Yi Xiao bunu duyduğunda ifadesi biraz değişti. Anladığı şey Qin Yun'un düşüncesindekinin kadar ayrıntılı değildi.

Beyaz Kaplan orada durdu ve dokuz Rüzgarlı Gök Gürültüsü Taşı'nın kendisine dönmesi için işaret etti. Trompet sesi durdu.


Beyaz Kaplan hemen bağırdı. “Astlarım, emrime kulak verin, gidin, kaçan insanı ve şeytanı öldürün, bu iki gence gelirsek, onlarla bizzat ilgileneceğim."


“Emredersiniz, Kral Beyaz Kaplan.”


“Öldürün!”


“Öldürün o ikisini!”


Dağılmış tüm şeytanlar hep bir ağızdan bağırıyordu. Hatta bazıları dağın zirvesindeyken bazıları dağın yamacındaydı.


Şeytanlar, Jia Huairen'i ve Qian Amca'yı kuşatırken kükredi.


“İşimiz bitti.” Jia Huairen çılgınca koşuyordu, ancak daha yalnızca dağın yamacına varmıştı. Şimdi daha çok sayıda iblisin ona doğru akın ettiğini görünce daha da panik olmuştu.

“Huairen, sadece koşmaya odaklan, mümkün olduğunca hızlı koş.” Her ne kadar Qian Amca ciddi yaralandıysa da, onu takip edebiliyordu.

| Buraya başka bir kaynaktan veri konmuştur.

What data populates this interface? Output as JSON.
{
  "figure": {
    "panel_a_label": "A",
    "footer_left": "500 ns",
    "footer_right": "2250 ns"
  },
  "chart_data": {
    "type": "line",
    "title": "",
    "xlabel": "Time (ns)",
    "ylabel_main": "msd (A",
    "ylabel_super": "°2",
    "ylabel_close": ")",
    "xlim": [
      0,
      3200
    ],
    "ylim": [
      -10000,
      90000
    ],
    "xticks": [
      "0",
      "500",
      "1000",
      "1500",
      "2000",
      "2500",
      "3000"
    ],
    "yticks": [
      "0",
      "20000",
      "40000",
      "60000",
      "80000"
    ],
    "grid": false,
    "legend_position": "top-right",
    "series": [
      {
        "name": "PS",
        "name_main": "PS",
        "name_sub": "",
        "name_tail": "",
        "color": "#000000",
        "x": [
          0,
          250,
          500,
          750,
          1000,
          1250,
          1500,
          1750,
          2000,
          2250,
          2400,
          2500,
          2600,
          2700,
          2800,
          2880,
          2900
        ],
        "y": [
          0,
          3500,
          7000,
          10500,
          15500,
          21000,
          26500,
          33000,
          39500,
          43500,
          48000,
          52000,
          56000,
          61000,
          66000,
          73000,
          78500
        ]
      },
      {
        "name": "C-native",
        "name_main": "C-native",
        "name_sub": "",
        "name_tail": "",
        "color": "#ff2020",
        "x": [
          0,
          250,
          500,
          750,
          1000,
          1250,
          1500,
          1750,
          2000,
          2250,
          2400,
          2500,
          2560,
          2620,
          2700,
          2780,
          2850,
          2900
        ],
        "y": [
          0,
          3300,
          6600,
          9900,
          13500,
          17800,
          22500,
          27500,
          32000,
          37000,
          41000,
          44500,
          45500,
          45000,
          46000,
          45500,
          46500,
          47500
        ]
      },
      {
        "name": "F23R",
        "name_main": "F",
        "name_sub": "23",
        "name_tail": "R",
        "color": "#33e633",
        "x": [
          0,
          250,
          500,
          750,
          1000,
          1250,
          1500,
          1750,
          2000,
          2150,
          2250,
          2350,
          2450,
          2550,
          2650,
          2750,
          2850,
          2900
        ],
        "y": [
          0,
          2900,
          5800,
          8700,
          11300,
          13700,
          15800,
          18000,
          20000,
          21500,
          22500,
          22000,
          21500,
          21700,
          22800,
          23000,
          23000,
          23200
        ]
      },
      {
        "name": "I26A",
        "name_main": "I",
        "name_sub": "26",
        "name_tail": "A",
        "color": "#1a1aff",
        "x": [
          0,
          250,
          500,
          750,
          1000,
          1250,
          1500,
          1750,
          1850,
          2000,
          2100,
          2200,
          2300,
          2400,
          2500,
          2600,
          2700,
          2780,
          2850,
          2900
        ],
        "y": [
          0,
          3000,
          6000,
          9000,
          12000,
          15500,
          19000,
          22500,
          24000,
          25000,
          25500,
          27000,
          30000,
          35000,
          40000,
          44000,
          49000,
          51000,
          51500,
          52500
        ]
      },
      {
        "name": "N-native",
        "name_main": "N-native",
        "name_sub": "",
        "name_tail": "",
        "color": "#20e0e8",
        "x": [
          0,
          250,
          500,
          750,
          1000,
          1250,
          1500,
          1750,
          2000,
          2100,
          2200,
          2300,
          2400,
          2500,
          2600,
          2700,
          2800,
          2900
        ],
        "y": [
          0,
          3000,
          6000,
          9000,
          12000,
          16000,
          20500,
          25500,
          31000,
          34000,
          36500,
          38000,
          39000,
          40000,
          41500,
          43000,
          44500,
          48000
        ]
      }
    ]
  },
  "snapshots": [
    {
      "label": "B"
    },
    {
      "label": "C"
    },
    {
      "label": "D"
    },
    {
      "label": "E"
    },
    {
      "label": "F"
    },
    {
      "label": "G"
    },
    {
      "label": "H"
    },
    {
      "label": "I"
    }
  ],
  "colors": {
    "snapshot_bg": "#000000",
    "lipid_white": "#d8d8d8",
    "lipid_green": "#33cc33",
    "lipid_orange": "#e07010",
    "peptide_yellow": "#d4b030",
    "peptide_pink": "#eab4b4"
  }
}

Hızı açıkça Jia Huarien’den iki kat fazlaydı. İkisi arasındaki mesafeyi sürekli kapatıyordu.


“Qian amca, kurtar beni! Beni kurtar!” Jia Huairen umutsuzca koşmasına rağmen son derece endişeli davranmaya devam ediyordu. Sonuçta yüzlerce şeytan onun peşindeydi. Yi Xiao gibi bir üst mezhepten bir öğrenci bile paniklemişti, Jia Huairen gibi zayıf bir yetişimci ne yapsın.


“Koş!”


Qian Amca çılgınlık içindeydi. Şu an tamamen sağlam bir durumda olsaydı bile yüz şeytanın karşısında eninde sonunda parçalara ayrılırdı. Şimdi, hala Huairen'i koruması gerekiyordu. Yapabileceği tek şey savaşmaktı! Şeytanların akın etmesi için gereken süreyi hesaba katarak, her fırsatı en iyi şekilde kullanmalıydı.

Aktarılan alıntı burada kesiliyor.